こうした取り組みとともに、2013年に制定されました国家安全保障戦略についても、最近の国際情勢の緊迫化を踏まえた改定を進めてまいります。改定にあたっては近年重要性を増している経済安全保障も盛り込まなくてはなりません。そして来年度予算の編成作業においては、中規模の見直しも視野に防衛力強化に向けた議論、進めてまいります。

そして3つ目、第3の覚悟は地球規模課題において世界を主導し、人類に貢献する覚悟です。地球温暖化問題、平和、核軍縮、宇宙、海洋の開発、利用、さらには防災等々、地球規模の課題において我が国は国際的合意やルールの形成、そして課題解決に向けてリーダーシップを発揮していくことが求められています。

とりわけ被爆地広島の出身者として、ライフワークとして取り組んできた核軍縮・不拡散、さらには核兵器のない世界を目指すこうした大きな目標については世界各国の指導者、とりわけ米国・(ジョー・)バイデン大統領との信頼関係を築くことで最大の核保有国である米国を動かし、前進を図ってまいります。

科学技術も外交における大きな切り札

そして今まさに「信頼」と申し上げましたが、冒頭でも申し上げたように我が国に対する世界の信頼、これはかけがえのない力となります。

同時に我が国が世界に誇る科学技術、イノベーション、これも環境、エネルギーなど外交においても大きな切り札となります。このため各省に科学技術顧問を設置するとともに、総理のもとに首席科学技術顧問を置いてまいります。

地球規模課題ということで申し上げれば、今後の大きな焦点がDFFT。Data Free Flow with Trust。このDFFTの推進です。21世紀の石油といわれるのがデータであり、今後の世界はデータ駆動経済に移行していきます。このデータを制したものが世界を制します。その際個人のプライバシーを気にすることなく、監視等も容易で、国家へのデータ集約も容易な権威主義的な体制は圧倒的有利な状況にあります。

我々は大いに緊張感をもって取り組んでいかなければなりません。米欧それぞれがデータに関するルールを展開する中で、日本はその間にたって、日米欧の三極を中心に信頼に基づいた公正なデータ流通の枠組みを作り上げなければなりません。我が国がG7議長国となる再来年に向けて、DFFT実現に向けたロードマップを明らかにし、担当大臣を置いて取り組んでいきます。DFFTもまたトラスト、信頼です。ここでも我が国に対する信頼、大きな力となります。

改めて申し上げます。信頼こそが外交の要諦であります。外務大臣として、そして宏池会の会長として、大先輩であられます大平正芳元総理は国と国との関係において、最も大切なものは、国民の心と心の間に結ばれた強固な信頼であると述べられました。

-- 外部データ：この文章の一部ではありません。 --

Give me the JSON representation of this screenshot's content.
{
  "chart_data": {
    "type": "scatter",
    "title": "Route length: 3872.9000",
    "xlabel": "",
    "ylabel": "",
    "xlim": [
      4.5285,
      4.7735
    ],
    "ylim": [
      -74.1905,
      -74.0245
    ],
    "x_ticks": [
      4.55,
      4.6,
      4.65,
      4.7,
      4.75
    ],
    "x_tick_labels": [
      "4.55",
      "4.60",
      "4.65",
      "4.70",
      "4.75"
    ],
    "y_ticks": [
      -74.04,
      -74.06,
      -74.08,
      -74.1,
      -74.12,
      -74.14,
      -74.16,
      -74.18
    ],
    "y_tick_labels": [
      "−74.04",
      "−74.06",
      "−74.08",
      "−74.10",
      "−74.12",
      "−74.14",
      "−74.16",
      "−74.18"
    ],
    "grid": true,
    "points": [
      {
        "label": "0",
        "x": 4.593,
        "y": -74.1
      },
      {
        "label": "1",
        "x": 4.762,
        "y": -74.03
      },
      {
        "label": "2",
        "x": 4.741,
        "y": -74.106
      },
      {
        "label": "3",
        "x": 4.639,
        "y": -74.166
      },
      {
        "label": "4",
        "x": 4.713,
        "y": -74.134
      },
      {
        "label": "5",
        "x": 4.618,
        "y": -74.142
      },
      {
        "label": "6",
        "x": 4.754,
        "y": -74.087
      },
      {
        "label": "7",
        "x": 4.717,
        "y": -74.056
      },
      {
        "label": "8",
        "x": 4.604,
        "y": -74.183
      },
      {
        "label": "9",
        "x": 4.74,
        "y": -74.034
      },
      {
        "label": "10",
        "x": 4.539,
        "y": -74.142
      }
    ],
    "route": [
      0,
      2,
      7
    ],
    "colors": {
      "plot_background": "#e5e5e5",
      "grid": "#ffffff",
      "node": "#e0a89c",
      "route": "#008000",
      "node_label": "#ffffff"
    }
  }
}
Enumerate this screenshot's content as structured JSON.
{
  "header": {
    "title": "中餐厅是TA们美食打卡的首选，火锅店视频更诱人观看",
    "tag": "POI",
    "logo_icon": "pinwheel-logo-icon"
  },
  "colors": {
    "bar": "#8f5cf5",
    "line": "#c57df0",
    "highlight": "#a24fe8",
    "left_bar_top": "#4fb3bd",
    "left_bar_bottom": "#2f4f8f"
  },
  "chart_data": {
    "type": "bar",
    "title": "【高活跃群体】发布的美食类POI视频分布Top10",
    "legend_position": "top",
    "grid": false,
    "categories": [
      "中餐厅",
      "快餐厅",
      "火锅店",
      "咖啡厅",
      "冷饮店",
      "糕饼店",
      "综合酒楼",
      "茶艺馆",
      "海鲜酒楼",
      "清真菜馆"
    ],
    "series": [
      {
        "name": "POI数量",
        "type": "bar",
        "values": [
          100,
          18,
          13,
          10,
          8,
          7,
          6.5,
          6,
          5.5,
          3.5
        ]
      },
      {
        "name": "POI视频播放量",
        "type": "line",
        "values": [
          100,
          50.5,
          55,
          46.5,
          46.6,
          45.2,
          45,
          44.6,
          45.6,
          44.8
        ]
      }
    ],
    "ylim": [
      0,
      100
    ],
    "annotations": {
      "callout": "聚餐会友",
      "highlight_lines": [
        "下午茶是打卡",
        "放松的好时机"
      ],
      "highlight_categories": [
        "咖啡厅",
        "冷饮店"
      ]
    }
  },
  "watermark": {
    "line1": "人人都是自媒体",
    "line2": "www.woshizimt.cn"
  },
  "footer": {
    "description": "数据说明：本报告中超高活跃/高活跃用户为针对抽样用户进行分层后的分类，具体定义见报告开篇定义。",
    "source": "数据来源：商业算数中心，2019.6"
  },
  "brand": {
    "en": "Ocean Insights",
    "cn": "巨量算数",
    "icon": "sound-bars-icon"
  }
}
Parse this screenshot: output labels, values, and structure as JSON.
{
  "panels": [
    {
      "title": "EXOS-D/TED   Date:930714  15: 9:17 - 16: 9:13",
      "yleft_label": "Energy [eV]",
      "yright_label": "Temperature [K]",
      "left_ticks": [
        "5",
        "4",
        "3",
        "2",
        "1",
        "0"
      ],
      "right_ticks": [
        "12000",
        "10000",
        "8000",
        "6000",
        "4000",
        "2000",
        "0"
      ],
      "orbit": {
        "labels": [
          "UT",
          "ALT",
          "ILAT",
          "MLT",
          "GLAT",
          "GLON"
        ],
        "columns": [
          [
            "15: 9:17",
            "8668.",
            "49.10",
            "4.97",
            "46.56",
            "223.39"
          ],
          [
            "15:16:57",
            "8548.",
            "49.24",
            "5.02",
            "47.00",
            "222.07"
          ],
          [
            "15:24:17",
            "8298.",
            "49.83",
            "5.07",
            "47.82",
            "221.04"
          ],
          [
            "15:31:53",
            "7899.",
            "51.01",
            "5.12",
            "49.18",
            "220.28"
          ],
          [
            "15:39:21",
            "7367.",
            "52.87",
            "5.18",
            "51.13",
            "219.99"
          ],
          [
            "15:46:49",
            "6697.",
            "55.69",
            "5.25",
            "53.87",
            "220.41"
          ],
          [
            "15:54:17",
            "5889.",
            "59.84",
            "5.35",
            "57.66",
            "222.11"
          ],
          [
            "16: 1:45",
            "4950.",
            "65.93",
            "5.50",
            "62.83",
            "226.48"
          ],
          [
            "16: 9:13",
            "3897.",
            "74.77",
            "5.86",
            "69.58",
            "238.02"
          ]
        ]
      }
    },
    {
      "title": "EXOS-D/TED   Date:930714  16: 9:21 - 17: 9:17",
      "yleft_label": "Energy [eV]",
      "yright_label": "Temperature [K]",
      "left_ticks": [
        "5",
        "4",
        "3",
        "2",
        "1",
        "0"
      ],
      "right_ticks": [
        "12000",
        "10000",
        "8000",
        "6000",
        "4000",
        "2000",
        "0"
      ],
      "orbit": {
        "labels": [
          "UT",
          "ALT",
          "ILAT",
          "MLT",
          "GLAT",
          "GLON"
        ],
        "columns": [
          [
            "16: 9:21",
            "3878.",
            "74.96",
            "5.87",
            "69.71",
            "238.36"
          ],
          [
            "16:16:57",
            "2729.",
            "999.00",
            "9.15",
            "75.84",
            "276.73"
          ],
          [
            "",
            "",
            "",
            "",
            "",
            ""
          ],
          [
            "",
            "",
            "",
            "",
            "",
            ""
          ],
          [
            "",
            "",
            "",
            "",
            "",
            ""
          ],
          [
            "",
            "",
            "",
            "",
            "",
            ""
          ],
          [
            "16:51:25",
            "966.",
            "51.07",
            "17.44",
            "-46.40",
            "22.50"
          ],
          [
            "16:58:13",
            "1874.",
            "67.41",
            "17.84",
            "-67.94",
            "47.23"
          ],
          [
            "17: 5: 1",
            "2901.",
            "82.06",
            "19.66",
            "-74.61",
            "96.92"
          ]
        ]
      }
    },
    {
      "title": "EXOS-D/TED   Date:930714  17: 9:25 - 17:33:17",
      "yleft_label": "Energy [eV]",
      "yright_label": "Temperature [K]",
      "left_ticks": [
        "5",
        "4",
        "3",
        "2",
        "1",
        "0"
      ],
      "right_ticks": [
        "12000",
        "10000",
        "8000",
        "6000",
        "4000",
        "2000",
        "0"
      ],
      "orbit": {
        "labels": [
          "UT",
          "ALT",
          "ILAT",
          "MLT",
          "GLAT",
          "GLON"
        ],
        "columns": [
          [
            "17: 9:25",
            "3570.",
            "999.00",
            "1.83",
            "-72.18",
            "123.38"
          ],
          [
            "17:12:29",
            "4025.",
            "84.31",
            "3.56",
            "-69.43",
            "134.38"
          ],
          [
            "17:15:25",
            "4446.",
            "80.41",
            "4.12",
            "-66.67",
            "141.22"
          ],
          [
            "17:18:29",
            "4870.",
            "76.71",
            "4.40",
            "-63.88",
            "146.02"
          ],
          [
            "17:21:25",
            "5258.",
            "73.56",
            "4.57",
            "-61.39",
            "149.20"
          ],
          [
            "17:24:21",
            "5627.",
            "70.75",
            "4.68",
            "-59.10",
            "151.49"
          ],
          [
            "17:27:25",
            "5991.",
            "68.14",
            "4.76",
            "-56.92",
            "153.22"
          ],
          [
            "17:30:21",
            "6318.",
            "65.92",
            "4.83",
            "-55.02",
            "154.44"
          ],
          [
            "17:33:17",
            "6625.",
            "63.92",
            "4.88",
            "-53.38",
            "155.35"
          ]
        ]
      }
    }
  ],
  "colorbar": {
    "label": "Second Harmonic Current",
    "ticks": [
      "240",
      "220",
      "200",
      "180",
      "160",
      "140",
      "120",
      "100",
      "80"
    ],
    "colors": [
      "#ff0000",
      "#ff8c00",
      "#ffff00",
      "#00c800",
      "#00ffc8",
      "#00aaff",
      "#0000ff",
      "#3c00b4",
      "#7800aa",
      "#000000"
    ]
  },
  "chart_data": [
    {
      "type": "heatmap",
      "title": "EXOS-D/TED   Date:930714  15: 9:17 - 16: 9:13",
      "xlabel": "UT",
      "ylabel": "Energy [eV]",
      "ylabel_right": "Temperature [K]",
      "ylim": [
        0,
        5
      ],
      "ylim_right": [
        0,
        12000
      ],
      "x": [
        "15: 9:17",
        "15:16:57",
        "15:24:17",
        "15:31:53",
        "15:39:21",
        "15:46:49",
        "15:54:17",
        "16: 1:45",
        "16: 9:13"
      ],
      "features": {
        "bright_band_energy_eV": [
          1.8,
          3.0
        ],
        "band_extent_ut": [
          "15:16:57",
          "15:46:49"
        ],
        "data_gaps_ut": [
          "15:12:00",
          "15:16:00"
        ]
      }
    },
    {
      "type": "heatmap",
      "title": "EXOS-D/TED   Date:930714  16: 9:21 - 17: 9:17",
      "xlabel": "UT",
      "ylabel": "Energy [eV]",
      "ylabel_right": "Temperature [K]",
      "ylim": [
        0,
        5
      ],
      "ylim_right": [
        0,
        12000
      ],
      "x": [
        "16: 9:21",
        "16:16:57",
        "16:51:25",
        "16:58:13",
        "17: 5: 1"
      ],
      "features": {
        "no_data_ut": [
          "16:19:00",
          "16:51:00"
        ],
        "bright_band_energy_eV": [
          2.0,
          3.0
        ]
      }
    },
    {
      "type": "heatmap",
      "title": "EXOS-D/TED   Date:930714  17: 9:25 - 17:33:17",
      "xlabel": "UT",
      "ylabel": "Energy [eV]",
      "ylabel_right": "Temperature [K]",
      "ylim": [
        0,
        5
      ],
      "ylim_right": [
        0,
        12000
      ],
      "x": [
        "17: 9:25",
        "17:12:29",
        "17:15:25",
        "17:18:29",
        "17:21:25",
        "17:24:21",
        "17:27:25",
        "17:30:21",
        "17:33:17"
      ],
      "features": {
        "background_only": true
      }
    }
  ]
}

私は先人が作られた財産である日本外交の信頼のもと、各国の首脳と信頼を結び、日本の国益を守り、世界の平和を守ってまいります。

そして忘れてはならないのは拉致問題です。北朝鮮に対しては国際社会全体としての制裁による圧力、最大限に高め、核ミサイル開発の完全な放棄を迫り、全ての拉致被害者の即時一括帰国を目指します。また北方領土問題についても、領土問題の解決なくして平和条約の締結なし。この基本方針を堅持したうえで、コロナ収束を見定めた交流事業の早期再開の実現、北方四島における共同経済活動の具体化など、全面返還のための多角的アプローチに取り組んでまいります。

その他外交・安全保障政策の詳細については、インターネット上にもアップさせていただきますので、ぜひご覧いただきたいと思います。

結びに外務大臣、そして防衛大臣を経験した者とし、その経験を活かし、信頼と3つの覚悟で毅然とした外交・安全保障を推進することを改めて宣言させていただき、今日の政策発表とさせていただきます。

ご清聴まことにありがとうございました。